Leading With Trust, Purpose, And Resilience
Luboš notes that, while well-trained scientists are “programmed” to deliver results individually, leadership demands a complete shift – from personal achievement to team enablement. “That starts with self-leadership – the foundation of leading others,” he affirms. “ Leaders, he believes, must avoid two common traps: excessive delegation on one hand, and micromanagement on the other. Neither is productive, and neither creates the conditions in which great work happens. “I see modern leadership as less about having all the answers, and more about building the right environment – one of trust, purpose, psychological safety, and continuous growth – in which a talented, diverse team can find the answers together.”
Research is inherently challenging, requiring sustained resilience and enthusiasm to carry a team forward over years. Innovation inevitably involves mistakes – not as signs of weakness, but as essential steps in the learning process. “Mistakes, when correctly interpreted, are not the opposite of success – they are part of it,” Luboš insists. A culture that embraces failure openly, while remaining curious and adaptable, is what fuels long-term engagement and ultimately builds lasting success.
And the essential foundation of all of this, he believes, remains self-leadership. “Before you can truly lead others, you must first learn to lead yourself – and that, perhaps, is the most important lesson of all,” Luboš reflects.

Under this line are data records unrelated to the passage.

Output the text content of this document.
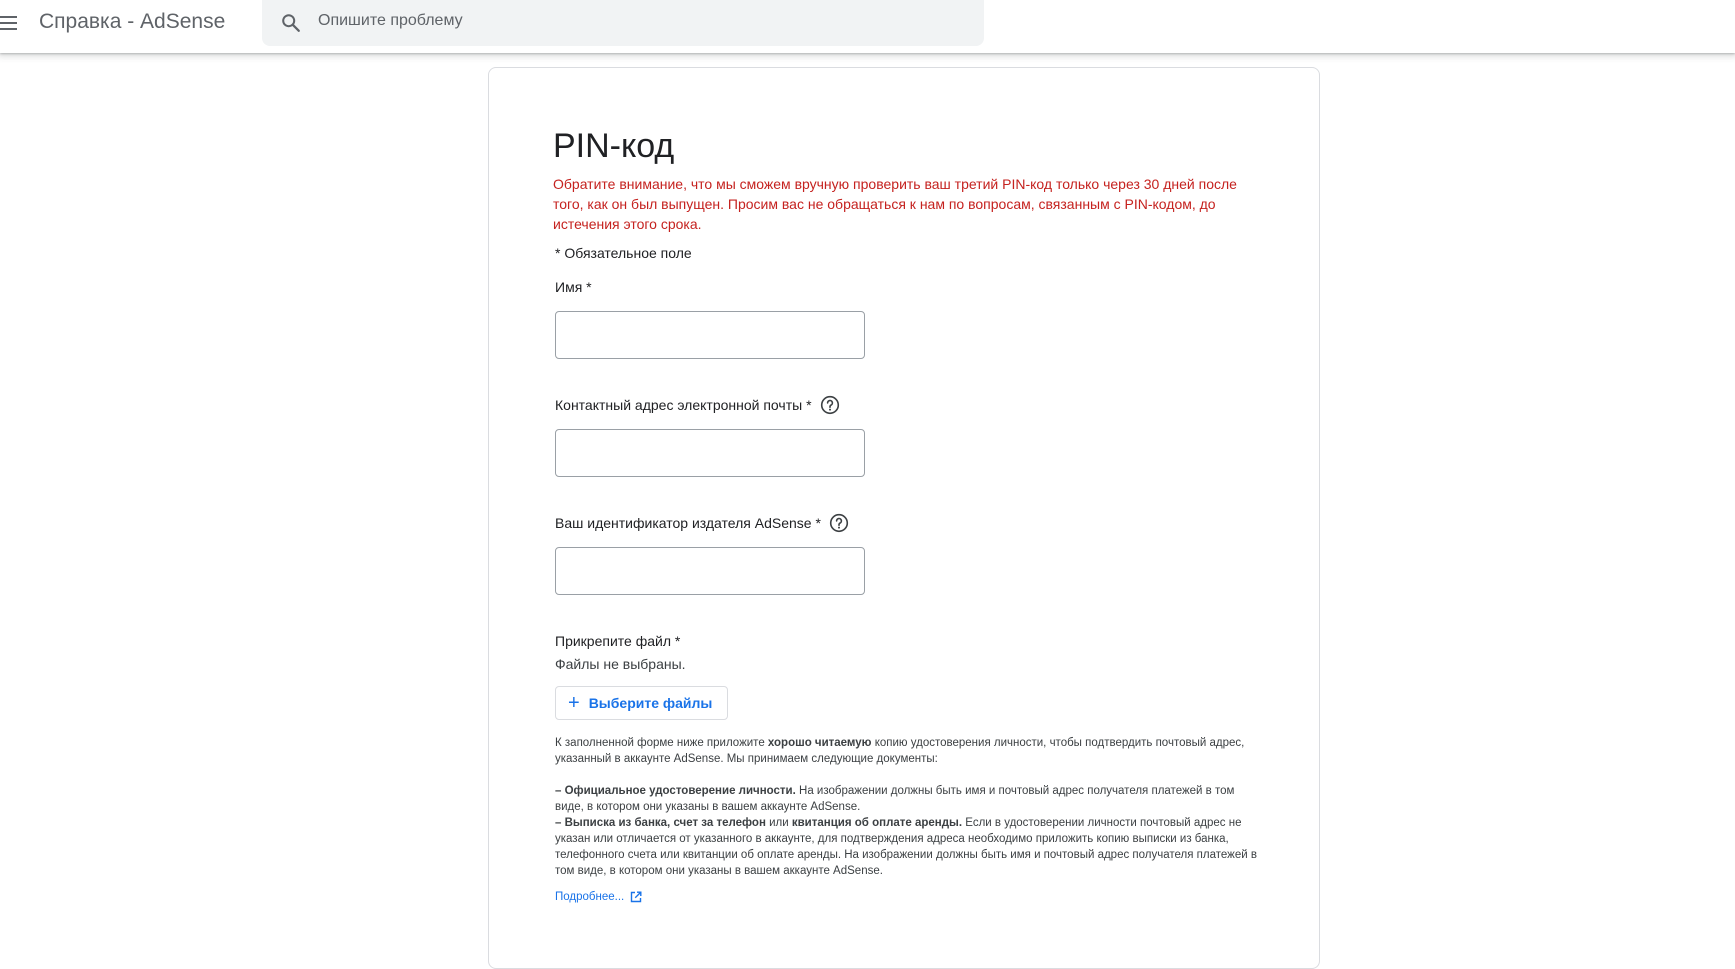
Справка - AdSense
Опишите проблему
PIN-код
Обратите внимание, что мы сможем вручную проверить ваш третий PIN-код только через 30 дней после того, как он был выпущен. Просим вас не обращаться к нам по вопросам, связанным с PIN-кодом, до истечения этого срока.
* Обязательное поле
Имя *
Контактный адрес электронной почты *
Ваш идентификатор издателя AdSense *
Прикрепите файл *
Файлы не выбраны.
+ Выберите файлы

К заполненной форме ниже приложите хорошо читаемую копию удостоверения личности, чтобы подтвердить почтовый адрес, указанный в аккаунте AdSense. Мы принимаем следующие документы:

– Официальное удостоверение личности. На изображении должны быть имя и почтовый адрес получателя платежей в том виде, в котором они указаны в вашем аккаунте AdSense.

– Выписка из банка, счет за телефон или квитанция об оплате аренды. Если в удостоверении личности почтовый адрес не указан или отличается от указанного в аккаунте, для подтверждения адреса необходимо приложить копию выписки из банка, телефонного счета или квитанции об оплате аренды. На изображении должны быть имя и почтовый адрес получателя платежей в том виде, в котором они указаны в вашем аккаунте AdSense.

Подробнее...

Curiosity, Collaboration, & Learning from Failure
Having had the privilege of mentoring young scientists throughout his career, Luboš feels passionate about sharing what he has learned with the next generation. He humbly offers the following reflections for those navigating the challenges of medicinal chemistry and drug discovery.
First, follow your curiosity. Medicinal chemistry sits at a beautiful intersection of science, creativity, and human impact. That intrinsic motivation, more than anything else, will sustain you through the inevitable setbacks that are simply part of the discovery journey.
Second, invest deeply in your scientific foundation – but never stop there. Drug discovery is a team sport, and the most effective medicinal chemists are those who develop genuine curiosity about the disciplines around them: biology, biochemistry, pharmacology, computational sciences, and beyond. The more bridges you build across fields, the more effective you become.
Third, embrace failure as a teacher. In this field, most things don’t work – and that’s not a sign of inadequacy, but a fundamental feature of innovation. The scientists who progress are not those who never fail, but those who fail thoughtfully, reflect honestly and learn systematically.
Finally, develop your human skills alongside your scientific ones. Technical excellence will take you far – but the ability to communicate clearly, collaborate openly, and inspire those around you will determine how far you truly go. And never stop growing as a leader. Leadership is not a destination you arrive at – it is a continuous journey of self-reflection, learning, and adaptation. The best leaders I have known never stopped being students of both their science and of the people around them.
To summarize Luboš’s advice in one thought: stay curious, stay humble, embrace the journey, and never lose sight of the patient waiting at the end of it.
Conclusion
For Luboš Remeň, the true reward of a career in medicinal chemistry is not just in creating new molecules – but in the hope that they may one day reach and help a patient. It is a long and humbling road – but one he considers a profound privilege to travel.